Répartition de responsabilité : double exigence pour engager le maître de l'ouvrage. 🏗️
La responsabilité décennale des constructeurs (article 1792 du Code Civil) ne peut être atténuée par une faute du maître de l'ouvrage (MOA) qu'en respectant deux conditions strictes. La Cour de Cassation censure les juges qui n'ont pas caractérisé ces éléments.
👉 L'obligation d'information du constructeur Pour reprocher au MOA le défaut d'études techniques (sol, béton), le constructeur doit prouver l'avoir parfaitement mis en garde et informé des risques précis encourus par l'ouvrage sans ces études. La simple volonté d'économies de la part du MOA n'est pas suffisante pour lui imputer une part de responsabilité si cette obligation de conseil n'est pas remplie.

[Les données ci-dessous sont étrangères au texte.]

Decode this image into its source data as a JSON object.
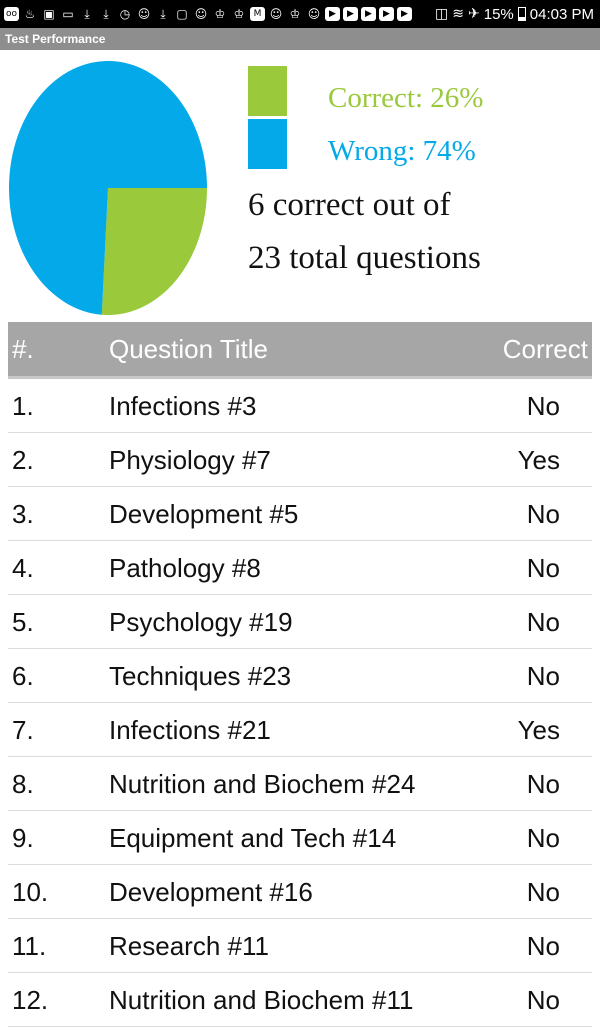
{
  "status_bar": {
    "notification_icons": [
      "voicemail-icon",
      "fire-icon",
      "app-icon",
      "image-icon",
      "download-icon",
      "download-icon",
      "clock-icon",
      "face-icon",
      "download-icon",
      "bag-icon",
      "face-icon",
      "robot-icon",
      "robot-icon",
      "gmail-icon",
      "face-icon",
      "robot-icon",
      "face-icon",
      "youtube-icon",
      "youtube-icon",
      "youtube-icon",
      "youtube-icon",
      "youtube-icon"
    ],
    "battery_percent": "15%",
    "time": "04:03 PM"
  },
  "app": {
    "title": "Test Performance"
  },
  "chart_data": {
    "type": "pie",
    "slices": [
      {
        "label": "Correct",
        "value": 26,
        "color": "#9ac93c"
      },
      {
        "label": "Wrong",
        "value": 74,
        "color": "#03a9e8"
      }
    ]
  },
  "legend": {
    "correct_text": "Correct: 26%",
    "wrong_text": "Wrong: 74%",
    "correct_color": "#9ac93c",
    "wrong_color": "#03a9e8"
  },
  "summary": {
    "line1": "6 correct out of",
    "line2": "23 total questions"
  },
  "table": {
    "headers": {
      "num": "#.",
      "title": "Question Title",
      "correct": "Correct"
    },
    "rows": [
      {
        "num": "1.",
        "title": "Infections #3",
        "correct": "No"
      },
      {
        "num": "2.",
        "title": "Physiology #7",
        "correct": "Yes"
      },
      {
        "num": "3.",
        "title": "Development #5",
        "correct": "No"
      },
      {
        "num": "4.",
        "title": "Pathology #8",
        "correct": "No"
      },
      {
        "num": "5.",
        "title": "Psychology #19",
        "correct": "No"
      },
      {
        "num": "6.",
        "title": "Techniques #23",
        "correct": "No"
      },
      {
        "num": "7.",
        "title": "Infections #21",
        "correct": "Yes"
      },
      {
        "num": "8.",
        "title": "Nutrition and Biochem #24",
        "correct": "No"
      },
      {
        "num": "9.",
        "title": "Equipment and Tech #14",
        "correct": "No"
      },
      {
        "num": "10.",
        "title": "Development #16",
        "correct": "No"
      },
      {
        "num": "11.",
        "title": "Research #11",
        "correct": "No"
      },
      {
        "num": "12.",
        "title": "Nutrition and Biochem #11",
        "correct": "No"
      }
    ]
  }
}
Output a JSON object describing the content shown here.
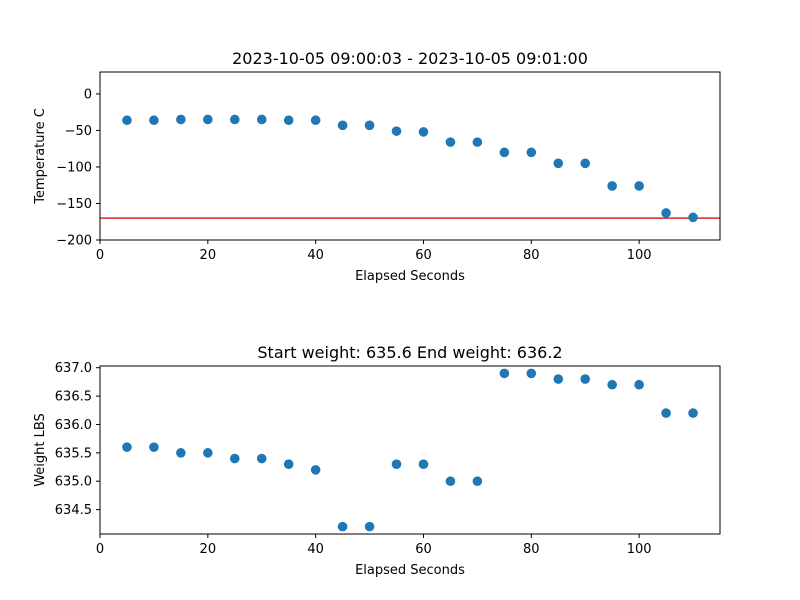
{
  "chart_data": [
    {
      "type": "scatter",
      "title": "2023-10-05 09:00:03 - 2023-10-05 09:01:00",
      "xlabel": "Elapsed Seconds",
      "ylabel": "Temperature C",
      "xlim": [
        0,
        115
      ],
      "ylim": [
        -200,
        30
      ],
      "xticks": [
        0,
        20,
        40,
        60,
        80,
        100
      ],
      "yticks": [
        -200,
        -150,
        -100,
        -50,
        0
      ],
      "xtick_labels": [
        "0",
        "20",
        "40",
        "60",
        "80",
        "100"
      ],
      "ytick_labels": [
        "−200",
        "−150",
        "−100",
        "−50",
        "0"
      ],
      "marker_color": "#1f77b4",
      "reference_line": {
        "y": -170,
        "color": "#d62728"
      },
      "x": [
        5,
        10,
        15,
        20,
        25,
        30,
        35,
        40,
        45,
        50,
        55,
        60,
        65,
        70,
        75,
        80,
        85,
        90,
        95,
        100,
        105,
        110
      ],
      "y": [
        -36,
        -36,
        -35,
        -35,
        -35,
        -35,
        -36,
        -36,
        -43,
        -43,
        -51,
        -52,
        -66,
        -66,
        -80,
        -80,
        -95,
        -95,
        -126,
        -126,
        -163,
        -169
      ]
    },
    {
      "type": "scatter",
      "title": "Start weight: 635.6 End weight: 636.2",
      "xlabel": "Elapsed Seconds",
      "ylabel": "Weight LBS",
      "xlim": [
        0,
        115
      ],
      "ylim": [
        634.07,
        637.03
      ],
      "xticks": [
        0,
        20,
        40,
        60,
        80,
        100
      ],
      "yticks": [
        634.5,
        635.0,
        635.5,
        636.0,
        636.5,
        637.0
      ],
      "xtick_labels": [
        "0",
        "20",
        "40",
        "60",
        "80",
        "100"
      ],
      "ytick_labels": [
        "634.5",
        "635.0",
        "635.5",
        "636.0",
        "636.5",
        "637.0"
      ],
      "marker_color": "#1f77b4",
      "x": [
        5,
        10,
        15,
        20,
        25,
        30,
        35,
        40,
        45,
        50,
        55,
        60,
        65,
        70,
        75,
        80,
        85,
        90,
        95,
        100,
        105,
        110
      ],
      "y": [
        635.6,
        635.6,
        635.5,
        635.5,
        635.4,
        635.4,
        635.3,
        635.2,
        634.2,
        634.2,
        635.3,
        635.3,
        635.0,
        635.0,
        636.9,
        636.9,
        636.8,
        636.8,
        636.7,
        636.7,
        636.2,
        636.2
      ]
    }
  ]
}
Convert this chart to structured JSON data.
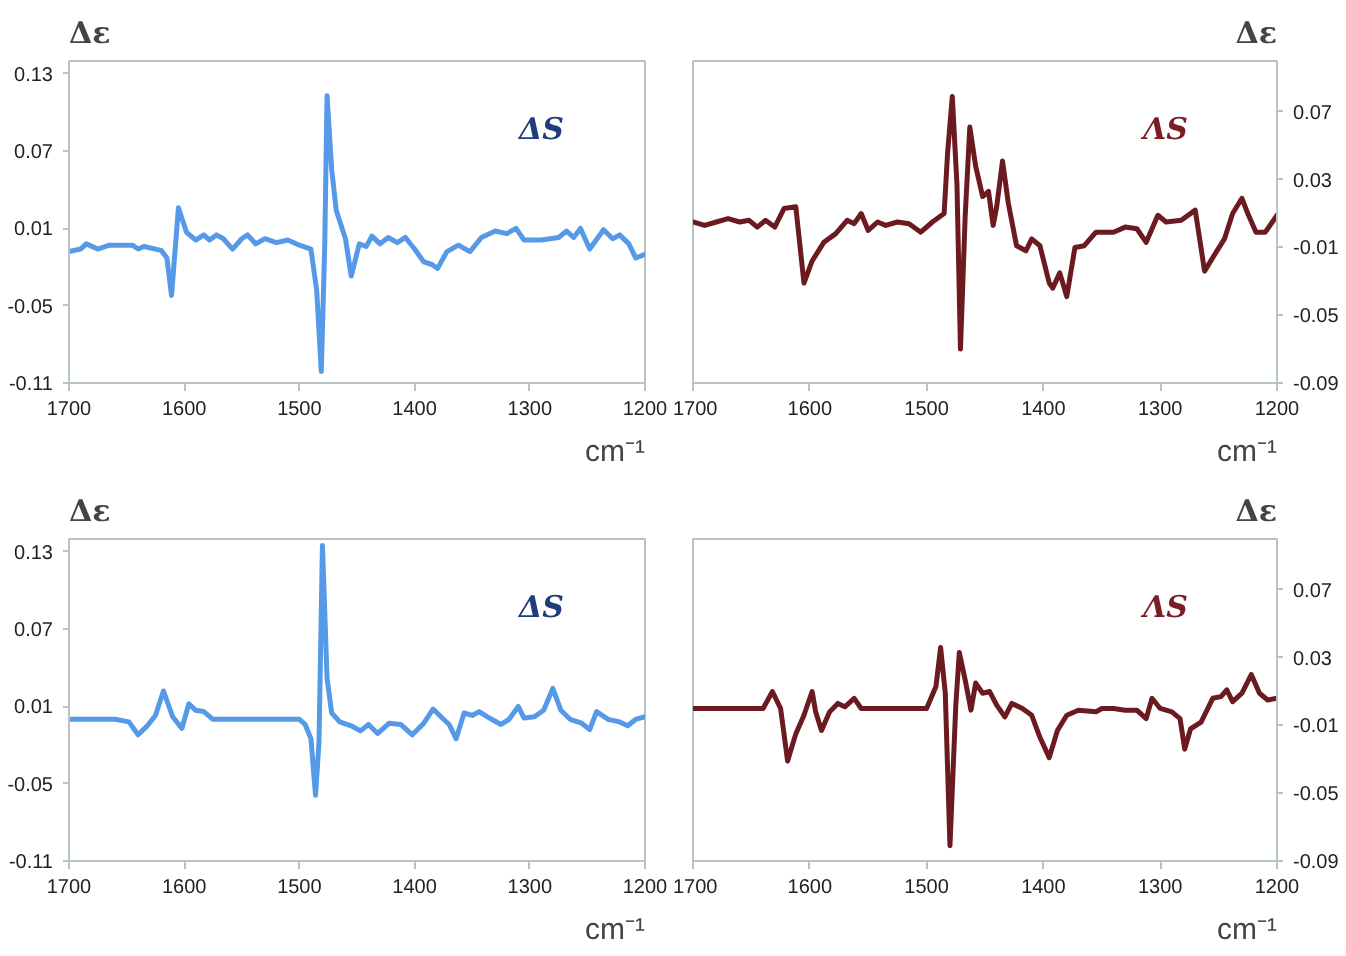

👉 La caractérisation de l'immixtion fautive L'immixtion fautive du MOA dans le sinistre doit être caractérisée par le juge. Cela suppose une ingérence concrète dans la conception ou l'exécution des travaux, associée à une compétence notoire dans le domaine de la construction. À défaut de cette double preuve, le partage de dette est refusé.
La Cour de Cassation casse l'arrêt d'appel pour ne pas avoir respecté ces exigences, réaffirmant la forte protection du MOA non professionnel.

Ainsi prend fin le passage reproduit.